A good example of that came yesterday, when First Solar (FSLR) released their results. They beat expectations for EPS, but lowered guidance for the next quarter. This led to their stock dropping close to 5%. They also lowered guidance in their Q1 report three months ago, which is why estimates for Q2 EPS came in at only $0.60 versus the $0.77 achieved. FSLR bounced back strongly after that, so why should it be any different this time? (I should say at this point that I have put my money where my mouth is and am currently long on FSLR).
That scenario is also playing out in a macro sense. The market overall has basically stalled, even as companies are reporting great earnings.
On average, S&P 500 earnings are up 86%. Obviously, that result is as compared to an exceptional quarter last year, but the average beat of expectations is 18% this quarter as compared to around 5% historically and earnings are now way above pre-pandemic levels. However, if we look at the chart above for S&P 500 futures that dates back to the first real day of earnings this season on July 13, you can see that they opened that day at 4,377 and are trading at 4,378.5 as I write this morning. An 86% jump in earnings, beating expectations by 18% has resulted in the index futures gaining 1.5 points.

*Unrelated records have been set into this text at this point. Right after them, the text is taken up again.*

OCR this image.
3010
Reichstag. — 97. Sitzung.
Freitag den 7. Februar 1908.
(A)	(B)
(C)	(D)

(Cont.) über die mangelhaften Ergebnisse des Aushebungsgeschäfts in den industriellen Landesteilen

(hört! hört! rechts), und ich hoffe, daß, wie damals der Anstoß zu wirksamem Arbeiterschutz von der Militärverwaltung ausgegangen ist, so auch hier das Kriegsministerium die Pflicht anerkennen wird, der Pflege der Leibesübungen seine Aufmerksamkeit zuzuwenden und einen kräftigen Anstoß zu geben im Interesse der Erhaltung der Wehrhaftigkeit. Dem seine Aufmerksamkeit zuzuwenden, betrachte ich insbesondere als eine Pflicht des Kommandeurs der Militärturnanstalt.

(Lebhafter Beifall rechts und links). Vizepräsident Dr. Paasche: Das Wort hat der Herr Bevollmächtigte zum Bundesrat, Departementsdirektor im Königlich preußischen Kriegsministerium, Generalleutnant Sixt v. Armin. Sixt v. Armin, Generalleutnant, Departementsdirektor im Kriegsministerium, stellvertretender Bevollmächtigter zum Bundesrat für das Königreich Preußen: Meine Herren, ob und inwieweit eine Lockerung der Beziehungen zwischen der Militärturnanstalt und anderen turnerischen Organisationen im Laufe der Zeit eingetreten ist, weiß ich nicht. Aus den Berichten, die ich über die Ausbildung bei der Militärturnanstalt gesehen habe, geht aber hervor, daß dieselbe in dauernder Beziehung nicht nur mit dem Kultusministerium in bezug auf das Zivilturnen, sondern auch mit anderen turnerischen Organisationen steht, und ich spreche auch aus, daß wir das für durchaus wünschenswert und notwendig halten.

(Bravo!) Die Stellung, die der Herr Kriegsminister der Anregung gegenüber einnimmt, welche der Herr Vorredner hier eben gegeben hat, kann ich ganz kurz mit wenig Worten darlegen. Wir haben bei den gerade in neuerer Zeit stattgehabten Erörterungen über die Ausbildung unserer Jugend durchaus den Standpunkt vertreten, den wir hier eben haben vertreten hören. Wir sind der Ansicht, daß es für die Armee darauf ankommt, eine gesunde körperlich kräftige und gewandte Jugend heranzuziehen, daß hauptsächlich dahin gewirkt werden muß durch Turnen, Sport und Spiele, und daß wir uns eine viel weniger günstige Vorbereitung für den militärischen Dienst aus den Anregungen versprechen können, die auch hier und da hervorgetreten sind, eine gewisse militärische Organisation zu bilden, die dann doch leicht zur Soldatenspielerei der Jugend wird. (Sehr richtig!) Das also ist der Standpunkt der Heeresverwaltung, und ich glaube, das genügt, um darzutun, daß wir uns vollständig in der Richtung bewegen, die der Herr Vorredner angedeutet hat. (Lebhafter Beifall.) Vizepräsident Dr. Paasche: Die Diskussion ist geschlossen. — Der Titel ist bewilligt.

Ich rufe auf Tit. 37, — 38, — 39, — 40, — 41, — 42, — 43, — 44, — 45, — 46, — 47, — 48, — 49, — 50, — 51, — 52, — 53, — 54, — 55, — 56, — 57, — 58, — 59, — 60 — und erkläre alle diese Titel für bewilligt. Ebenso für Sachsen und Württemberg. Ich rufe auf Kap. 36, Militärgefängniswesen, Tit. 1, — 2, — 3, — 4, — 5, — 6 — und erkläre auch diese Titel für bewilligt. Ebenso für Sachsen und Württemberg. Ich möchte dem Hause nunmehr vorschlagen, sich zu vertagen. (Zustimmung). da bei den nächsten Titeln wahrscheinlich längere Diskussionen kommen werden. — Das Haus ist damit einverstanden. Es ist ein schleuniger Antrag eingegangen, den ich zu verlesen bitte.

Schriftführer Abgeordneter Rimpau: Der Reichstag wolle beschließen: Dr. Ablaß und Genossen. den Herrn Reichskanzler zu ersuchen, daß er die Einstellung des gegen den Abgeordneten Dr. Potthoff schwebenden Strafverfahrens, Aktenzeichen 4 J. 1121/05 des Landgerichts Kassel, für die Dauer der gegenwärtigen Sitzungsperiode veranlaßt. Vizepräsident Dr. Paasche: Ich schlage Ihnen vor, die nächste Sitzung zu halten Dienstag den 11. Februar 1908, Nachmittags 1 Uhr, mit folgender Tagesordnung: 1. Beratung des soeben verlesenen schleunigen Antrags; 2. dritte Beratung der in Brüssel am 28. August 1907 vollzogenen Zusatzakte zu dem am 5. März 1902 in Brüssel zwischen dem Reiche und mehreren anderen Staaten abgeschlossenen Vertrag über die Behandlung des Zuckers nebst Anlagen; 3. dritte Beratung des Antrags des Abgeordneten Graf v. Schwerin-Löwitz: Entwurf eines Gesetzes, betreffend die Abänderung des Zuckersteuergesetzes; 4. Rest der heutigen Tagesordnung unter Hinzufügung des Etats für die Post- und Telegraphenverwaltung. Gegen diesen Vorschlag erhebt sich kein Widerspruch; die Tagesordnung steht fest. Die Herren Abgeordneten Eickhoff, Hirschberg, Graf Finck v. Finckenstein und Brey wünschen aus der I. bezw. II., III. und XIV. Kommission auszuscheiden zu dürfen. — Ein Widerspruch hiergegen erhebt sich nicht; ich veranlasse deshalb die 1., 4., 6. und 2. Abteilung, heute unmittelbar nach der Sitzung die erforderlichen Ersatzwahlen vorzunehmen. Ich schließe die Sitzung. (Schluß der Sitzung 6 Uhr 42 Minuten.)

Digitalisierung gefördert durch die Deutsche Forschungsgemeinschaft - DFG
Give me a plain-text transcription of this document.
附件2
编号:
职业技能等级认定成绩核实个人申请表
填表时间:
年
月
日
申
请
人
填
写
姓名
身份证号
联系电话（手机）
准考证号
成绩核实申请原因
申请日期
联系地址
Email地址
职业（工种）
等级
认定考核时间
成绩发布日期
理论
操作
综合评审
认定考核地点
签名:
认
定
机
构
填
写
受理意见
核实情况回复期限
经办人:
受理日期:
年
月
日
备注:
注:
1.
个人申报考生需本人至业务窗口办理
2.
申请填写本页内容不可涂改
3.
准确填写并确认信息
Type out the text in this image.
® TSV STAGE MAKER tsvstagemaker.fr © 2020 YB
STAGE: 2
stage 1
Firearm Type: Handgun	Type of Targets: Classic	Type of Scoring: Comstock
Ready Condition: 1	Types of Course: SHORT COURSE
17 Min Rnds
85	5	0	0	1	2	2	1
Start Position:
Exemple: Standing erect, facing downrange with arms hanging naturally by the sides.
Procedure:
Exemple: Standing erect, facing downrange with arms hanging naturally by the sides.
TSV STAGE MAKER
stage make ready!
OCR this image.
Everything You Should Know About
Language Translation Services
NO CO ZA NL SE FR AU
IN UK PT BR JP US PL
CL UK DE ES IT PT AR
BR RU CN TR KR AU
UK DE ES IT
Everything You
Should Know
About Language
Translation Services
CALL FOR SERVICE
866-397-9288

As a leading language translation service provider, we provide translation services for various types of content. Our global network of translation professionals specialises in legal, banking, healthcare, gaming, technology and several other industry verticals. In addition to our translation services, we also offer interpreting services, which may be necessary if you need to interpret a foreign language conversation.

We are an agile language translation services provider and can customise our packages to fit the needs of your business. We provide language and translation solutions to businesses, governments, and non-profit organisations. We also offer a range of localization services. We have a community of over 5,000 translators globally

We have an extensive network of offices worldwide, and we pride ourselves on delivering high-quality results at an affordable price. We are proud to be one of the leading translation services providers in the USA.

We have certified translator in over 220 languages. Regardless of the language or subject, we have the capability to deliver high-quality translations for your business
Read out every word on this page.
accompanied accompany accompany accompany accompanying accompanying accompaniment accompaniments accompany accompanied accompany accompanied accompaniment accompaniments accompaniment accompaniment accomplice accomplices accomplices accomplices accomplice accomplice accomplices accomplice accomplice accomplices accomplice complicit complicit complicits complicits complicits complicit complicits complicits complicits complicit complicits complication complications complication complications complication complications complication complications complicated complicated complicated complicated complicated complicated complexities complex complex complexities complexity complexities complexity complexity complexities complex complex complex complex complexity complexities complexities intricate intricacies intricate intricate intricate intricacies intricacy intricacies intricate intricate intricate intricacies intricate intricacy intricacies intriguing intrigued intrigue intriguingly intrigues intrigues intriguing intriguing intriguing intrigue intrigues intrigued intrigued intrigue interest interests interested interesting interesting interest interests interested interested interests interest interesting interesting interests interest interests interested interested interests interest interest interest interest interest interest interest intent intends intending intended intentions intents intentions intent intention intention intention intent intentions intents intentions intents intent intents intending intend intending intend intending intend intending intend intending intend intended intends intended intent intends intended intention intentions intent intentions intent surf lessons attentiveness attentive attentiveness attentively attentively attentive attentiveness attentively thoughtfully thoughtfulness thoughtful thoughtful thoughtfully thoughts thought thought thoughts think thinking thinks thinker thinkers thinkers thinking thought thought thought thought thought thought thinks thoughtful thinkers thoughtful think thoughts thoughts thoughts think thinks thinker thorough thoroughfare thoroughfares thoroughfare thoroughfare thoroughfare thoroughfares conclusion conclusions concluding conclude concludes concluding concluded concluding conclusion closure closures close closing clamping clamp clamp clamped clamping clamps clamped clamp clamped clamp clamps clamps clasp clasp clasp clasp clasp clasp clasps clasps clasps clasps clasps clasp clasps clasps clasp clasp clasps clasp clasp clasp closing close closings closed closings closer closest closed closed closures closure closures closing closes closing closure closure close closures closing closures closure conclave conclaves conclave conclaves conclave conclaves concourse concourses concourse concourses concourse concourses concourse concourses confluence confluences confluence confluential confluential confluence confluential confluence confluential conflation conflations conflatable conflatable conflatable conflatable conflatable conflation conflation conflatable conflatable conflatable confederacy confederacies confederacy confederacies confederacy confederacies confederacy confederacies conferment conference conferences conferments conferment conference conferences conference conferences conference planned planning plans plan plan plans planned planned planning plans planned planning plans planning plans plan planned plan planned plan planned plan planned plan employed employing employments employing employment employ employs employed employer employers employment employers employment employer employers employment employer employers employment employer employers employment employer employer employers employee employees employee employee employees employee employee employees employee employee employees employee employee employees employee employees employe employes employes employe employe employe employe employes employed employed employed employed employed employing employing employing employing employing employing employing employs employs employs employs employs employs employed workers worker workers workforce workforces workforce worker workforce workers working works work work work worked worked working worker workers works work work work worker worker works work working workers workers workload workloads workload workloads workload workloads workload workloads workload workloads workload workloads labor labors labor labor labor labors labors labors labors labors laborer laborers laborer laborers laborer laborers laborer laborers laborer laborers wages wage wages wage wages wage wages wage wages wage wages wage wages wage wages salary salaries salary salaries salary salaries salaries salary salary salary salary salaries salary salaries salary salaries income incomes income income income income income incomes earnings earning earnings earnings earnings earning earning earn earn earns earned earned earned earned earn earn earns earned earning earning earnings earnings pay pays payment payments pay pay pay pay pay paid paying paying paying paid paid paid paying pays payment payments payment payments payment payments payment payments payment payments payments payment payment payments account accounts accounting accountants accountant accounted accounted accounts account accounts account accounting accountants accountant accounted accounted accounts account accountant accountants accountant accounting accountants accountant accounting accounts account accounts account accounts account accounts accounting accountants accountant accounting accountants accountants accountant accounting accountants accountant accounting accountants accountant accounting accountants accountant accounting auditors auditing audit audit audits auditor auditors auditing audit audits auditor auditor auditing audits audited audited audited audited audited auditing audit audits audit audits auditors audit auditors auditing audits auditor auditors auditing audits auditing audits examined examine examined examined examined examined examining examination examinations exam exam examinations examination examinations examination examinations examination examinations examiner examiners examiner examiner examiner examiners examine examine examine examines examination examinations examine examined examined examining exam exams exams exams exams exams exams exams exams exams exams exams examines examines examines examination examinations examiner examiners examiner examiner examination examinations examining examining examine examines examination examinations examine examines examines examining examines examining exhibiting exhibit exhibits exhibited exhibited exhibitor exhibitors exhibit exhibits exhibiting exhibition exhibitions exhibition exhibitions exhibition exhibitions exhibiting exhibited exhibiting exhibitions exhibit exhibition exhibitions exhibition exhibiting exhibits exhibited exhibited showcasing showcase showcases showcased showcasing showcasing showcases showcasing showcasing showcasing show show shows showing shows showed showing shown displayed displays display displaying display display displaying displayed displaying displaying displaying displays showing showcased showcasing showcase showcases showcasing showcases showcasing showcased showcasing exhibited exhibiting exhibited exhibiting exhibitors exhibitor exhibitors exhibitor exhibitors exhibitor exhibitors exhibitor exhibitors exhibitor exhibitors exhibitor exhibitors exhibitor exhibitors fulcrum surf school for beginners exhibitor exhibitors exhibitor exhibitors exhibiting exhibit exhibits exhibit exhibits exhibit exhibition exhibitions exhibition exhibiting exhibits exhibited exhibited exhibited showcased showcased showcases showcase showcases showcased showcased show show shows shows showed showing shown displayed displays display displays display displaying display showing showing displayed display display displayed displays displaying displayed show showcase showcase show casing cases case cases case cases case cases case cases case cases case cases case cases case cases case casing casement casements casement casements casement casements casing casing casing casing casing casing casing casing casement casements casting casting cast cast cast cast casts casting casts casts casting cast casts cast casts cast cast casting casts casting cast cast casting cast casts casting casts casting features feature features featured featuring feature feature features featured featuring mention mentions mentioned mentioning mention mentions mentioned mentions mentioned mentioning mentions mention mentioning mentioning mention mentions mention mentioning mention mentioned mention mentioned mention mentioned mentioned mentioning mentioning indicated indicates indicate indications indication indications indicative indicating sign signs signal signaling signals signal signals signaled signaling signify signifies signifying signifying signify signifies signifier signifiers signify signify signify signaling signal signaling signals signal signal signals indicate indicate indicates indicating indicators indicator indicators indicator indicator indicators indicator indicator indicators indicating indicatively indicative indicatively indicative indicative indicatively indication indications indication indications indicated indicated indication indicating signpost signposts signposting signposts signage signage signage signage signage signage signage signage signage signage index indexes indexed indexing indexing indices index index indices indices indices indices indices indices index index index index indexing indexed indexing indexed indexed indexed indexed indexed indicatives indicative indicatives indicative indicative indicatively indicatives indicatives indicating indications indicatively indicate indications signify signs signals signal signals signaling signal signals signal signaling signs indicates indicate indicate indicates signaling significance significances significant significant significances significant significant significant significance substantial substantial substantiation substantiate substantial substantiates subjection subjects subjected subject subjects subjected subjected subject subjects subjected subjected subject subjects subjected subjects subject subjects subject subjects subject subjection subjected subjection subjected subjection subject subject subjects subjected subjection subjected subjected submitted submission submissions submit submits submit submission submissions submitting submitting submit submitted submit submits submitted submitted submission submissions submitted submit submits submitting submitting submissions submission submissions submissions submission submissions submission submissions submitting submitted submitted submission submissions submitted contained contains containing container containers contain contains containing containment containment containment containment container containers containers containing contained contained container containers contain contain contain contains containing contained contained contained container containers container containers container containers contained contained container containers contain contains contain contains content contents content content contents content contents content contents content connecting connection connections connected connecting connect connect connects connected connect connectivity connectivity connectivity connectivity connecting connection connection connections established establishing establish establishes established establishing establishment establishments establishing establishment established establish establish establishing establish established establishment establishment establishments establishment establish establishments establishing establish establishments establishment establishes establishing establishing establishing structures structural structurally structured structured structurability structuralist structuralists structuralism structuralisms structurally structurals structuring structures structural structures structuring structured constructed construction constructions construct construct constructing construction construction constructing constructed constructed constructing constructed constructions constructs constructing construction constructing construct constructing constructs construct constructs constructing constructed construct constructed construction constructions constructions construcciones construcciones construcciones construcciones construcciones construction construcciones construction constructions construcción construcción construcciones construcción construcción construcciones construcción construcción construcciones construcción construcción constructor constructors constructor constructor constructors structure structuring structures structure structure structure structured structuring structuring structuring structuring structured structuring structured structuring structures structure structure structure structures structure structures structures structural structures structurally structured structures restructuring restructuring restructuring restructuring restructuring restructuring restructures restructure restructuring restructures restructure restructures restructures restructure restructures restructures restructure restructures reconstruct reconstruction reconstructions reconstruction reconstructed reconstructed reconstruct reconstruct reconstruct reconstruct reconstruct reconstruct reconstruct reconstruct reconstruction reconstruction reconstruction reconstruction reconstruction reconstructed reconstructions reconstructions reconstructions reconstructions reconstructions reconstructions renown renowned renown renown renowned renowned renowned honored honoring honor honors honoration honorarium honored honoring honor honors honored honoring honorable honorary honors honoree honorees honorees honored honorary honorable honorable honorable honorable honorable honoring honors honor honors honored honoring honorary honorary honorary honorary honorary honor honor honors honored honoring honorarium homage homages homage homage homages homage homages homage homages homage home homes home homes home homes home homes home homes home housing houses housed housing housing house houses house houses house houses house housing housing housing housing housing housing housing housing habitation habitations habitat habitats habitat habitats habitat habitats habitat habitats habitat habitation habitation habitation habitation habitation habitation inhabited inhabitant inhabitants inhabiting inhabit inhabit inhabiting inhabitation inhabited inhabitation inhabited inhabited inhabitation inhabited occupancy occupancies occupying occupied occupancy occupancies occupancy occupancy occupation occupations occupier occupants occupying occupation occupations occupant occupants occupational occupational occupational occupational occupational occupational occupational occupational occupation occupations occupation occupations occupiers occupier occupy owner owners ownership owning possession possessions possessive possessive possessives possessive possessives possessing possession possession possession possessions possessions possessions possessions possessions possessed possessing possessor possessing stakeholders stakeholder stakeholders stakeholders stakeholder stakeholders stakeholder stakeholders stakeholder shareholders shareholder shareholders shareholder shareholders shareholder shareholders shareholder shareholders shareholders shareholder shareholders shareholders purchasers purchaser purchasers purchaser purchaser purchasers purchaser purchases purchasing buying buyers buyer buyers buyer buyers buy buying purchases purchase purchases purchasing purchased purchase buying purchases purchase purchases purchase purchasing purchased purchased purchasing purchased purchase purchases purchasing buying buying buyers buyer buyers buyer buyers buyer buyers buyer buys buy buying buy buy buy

If that makes no sense to you, join the club. I understand that traders and investors are worried about slowing growth, the Delta variant, and the Fed, but those same worries were around three months ago. Yet here we are, up 10% or so, smashing records for earnings growth. Ultimately, it comes down to which you trust more: your so far unjustified fears, or the cold, hard facts of massive and increasing profits.
I am sticking with the latter, so if a company that has a history of beating its own guidance gets hit because that guidance is lower than anticipated this time, I will continue to see that as a chance to pick up a good stock at a discount.